Association Rule
Method in data mining for discovering interesting relationships, patterns, or correlations among a large set of data items.
Association rule learning is a critical technique in data mining aimed at identifying frequent patterns, correlations, or causal structures among sets of items in large datasets. This technique is especially valuable in market basket analysis, where it helps in understanding the co-occurrence of items purchased together. An association rule is often expressed in the form "If A, then B," where A and B are itemsets, and the rule's strength is measured by support and confidence metrics. Support indicates the frequency of the itemsets appearing together, while confidence measures the likelihood of B occurring when A occurs. More advanced metrics like lift and conviction are also used to refine the assessment of rule strength. This method has extensive applications in various domains, including retail, bioinformatics, and web usage mining.

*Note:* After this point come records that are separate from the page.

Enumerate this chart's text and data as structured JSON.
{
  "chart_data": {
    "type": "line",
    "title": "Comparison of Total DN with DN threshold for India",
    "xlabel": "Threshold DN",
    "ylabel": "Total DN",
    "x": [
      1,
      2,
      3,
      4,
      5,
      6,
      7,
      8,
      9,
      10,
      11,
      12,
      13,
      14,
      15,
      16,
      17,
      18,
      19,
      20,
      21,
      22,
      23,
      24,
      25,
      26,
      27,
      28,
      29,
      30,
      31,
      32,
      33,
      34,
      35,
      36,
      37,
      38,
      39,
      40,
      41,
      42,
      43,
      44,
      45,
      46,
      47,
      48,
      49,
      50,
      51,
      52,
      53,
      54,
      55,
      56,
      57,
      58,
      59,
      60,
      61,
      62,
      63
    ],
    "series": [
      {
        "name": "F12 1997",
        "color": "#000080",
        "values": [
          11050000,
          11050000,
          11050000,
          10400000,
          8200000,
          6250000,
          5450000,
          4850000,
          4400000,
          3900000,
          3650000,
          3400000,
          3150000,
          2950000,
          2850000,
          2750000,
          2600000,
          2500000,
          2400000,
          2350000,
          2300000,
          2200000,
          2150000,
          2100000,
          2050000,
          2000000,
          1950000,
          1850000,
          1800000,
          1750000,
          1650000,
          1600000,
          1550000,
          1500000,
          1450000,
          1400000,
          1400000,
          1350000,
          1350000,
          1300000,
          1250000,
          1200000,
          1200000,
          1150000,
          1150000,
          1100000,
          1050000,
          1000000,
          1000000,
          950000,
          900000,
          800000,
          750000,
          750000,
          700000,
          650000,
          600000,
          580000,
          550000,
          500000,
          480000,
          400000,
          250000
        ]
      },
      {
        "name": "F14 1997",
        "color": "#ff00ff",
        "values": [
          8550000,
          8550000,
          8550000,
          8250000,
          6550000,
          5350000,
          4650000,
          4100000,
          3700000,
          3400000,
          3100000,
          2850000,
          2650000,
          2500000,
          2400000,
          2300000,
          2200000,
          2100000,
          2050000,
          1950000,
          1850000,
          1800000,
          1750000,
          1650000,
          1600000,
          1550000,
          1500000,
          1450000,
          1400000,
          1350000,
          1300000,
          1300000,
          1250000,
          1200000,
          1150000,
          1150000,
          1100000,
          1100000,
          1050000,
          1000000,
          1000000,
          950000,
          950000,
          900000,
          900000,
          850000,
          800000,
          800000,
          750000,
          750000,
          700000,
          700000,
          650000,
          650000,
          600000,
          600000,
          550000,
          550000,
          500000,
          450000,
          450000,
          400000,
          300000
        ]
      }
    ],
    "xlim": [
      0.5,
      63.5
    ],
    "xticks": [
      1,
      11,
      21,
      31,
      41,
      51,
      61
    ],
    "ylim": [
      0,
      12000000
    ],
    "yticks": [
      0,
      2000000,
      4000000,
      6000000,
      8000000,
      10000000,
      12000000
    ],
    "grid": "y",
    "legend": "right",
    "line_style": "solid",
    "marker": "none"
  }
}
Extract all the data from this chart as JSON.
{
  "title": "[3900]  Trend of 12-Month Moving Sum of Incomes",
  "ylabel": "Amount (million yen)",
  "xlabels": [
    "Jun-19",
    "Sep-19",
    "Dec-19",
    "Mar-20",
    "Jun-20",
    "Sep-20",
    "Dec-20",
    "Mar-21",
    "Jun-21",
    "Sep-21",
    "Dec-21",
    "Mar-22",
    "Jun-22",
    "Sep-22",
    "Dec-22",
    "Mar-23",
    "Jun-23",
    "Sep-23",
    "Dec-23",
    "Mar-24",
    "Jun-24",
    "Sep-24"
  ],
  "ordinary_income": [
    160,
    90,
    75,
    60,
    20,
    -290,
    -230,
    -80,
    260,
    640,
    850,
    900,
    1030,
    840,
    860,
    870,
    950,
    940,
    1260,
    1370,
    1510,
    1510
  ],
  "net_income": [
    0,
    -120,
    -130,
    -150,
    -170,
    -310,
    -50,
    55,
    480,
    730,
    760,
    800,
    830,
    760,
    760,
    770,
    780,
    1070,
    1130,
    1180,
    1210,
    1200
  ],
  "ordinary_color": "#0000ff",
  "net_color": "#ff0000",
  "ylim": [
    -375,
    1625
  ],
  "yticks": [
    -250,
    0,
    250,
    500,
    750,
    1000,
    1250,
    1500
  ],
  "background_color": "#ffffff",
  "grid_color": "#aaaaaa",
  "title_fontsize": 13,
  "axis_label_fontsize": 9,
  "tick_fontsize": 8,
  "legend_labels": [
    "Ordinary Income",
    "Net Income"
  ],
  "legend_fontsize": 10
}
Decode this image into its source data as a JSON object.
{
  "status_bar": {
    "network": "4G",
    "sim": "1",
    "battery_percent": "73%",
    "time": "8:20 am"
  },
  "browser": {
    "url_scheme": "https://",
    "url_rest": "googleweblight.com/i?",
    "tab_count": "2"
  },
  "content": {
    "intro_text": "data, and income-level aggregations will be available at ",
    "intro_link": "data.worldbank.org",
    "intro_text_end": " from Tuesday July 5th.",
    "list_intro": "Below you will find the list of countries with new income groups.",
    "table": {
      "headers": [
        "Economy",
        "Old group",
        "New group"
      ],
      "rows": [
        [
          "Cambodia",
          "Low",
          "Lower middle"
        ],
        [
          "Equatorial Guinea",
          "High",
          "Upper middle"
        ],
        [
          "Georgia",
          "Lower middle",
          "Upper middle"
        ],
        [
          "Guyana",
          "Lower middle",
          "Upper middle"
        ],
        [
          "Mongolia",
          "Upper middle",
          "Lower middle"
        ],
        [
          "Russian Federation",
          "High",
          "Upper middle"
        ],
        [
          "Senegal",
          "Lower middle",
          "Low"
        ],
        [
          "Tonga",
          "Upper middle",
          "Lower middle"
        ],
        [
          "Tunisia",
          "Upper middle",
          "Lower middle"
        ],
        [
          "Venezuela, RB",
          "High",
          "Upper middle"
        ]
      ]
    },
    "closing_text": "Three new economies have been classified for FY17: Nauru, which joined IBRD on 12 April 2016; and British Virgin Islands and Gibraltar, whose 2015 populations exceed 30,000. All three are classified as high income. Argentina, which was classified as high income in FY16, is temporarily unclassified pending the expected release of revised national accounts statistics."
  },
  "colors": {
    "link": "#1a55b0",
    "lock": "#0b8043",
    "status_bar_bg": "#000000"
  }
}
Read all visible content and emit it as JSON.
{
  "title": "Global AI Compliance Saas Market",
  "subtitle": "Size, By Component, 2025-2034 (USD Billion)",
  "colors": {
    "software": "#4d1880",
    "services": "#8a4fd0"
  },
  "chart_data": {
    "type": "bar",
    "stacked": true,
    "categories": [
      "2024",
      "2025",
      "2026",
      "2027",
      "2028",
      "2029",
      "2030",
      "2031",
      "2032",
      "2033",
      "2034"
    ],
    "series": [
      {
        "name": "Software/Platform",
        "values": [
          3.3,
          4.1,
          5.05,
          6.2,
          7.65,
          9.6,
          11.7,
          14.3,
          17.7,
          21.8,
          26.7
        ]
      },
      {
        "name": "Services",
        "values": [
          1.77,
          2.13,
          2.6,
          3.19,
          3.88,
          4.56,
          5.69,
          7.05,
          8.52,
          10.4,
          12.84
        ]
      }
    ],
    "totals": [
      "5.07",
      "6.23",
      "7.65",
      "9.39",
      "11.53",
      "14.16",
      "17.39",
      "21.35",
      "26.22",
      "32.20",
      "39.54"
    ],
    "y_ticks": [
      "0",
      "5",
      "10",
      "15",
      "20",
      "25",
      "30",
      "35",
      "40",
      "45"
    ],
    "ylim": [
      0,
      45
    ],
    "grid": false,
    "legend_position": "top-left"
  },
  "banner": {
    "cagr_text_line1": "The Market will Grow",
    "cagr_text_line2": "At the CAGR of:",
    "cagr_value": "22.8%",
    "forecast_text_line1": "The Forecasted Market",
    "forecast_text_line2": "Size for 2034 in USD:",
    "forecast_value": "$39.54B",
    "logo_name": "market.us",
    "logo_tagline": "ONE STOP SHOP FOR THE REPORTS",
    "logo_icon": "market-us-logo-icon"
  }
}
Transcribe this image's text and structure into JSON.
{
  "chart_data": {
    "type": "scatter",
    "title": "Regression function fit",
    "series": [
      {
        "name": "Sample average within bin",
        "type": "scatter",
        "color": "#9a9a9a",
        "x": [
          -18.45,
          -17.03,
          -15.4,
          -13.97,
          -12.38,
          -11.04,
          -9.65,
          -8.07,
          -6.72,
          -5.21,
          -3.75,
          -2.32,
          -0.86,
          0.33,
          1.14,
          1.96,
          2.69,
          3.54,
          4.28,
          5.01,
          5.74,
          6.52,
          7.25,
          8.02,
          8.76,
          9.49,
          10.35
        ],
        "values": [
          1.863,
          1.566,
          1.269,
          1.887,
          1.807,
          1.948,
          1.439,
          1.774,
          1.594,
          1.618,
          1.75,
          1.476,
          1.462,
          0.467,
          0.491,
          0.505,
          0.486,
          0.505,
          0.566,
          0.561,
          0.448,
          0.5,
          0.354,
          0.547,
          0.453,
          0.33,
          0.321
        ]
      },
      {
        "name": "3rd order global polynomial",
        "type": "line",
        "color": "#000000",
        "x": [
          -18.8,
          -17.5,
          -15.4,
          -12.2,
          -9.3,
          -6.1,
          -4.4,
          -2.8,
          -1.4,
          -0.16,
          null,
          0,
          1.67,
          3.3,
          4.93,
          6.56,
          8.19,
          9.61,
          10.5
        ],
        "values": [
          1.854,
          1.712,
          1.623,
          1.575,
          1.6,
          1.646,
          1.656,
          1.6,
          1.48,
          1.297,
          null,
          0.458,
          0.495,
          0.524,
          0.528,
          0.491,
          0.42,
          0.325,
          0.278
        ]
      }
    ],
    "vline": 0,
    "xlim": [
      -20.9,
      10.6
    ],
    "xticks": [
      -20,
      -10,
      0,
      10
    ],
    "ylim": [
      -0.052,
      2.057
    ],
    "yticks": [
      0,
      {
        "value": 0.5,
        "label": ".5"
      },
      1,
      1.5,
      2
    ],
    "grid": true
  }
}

The concept of association rules was first introduced in 1993 by Rakesh Agrawal, Tomasz Imieliński, and Arun Swami in their seminal paper on mining association rules between sets of items in large databases. The term gained significant popularity with the introduction of the Apriori algorithm by Agrawal and Srikant in 1994, which made the practical computation of these rules feasible by efficiently identifying frequent itemsets.
Rakesh Agrawal, Tomasz Imieliński, and Arun Swami are pivotal figures in the development of association rule learning, particularly through their early research and publications. Rakesh Agrawal, along with Ramakrishnan Srikant, further advanced the field with the development of the Apriori algorithm, a cornerstone in the practical application of association rule mining. Their contributions laid the groundwork for numerous advancements and applications in data mining and knowledge discovery.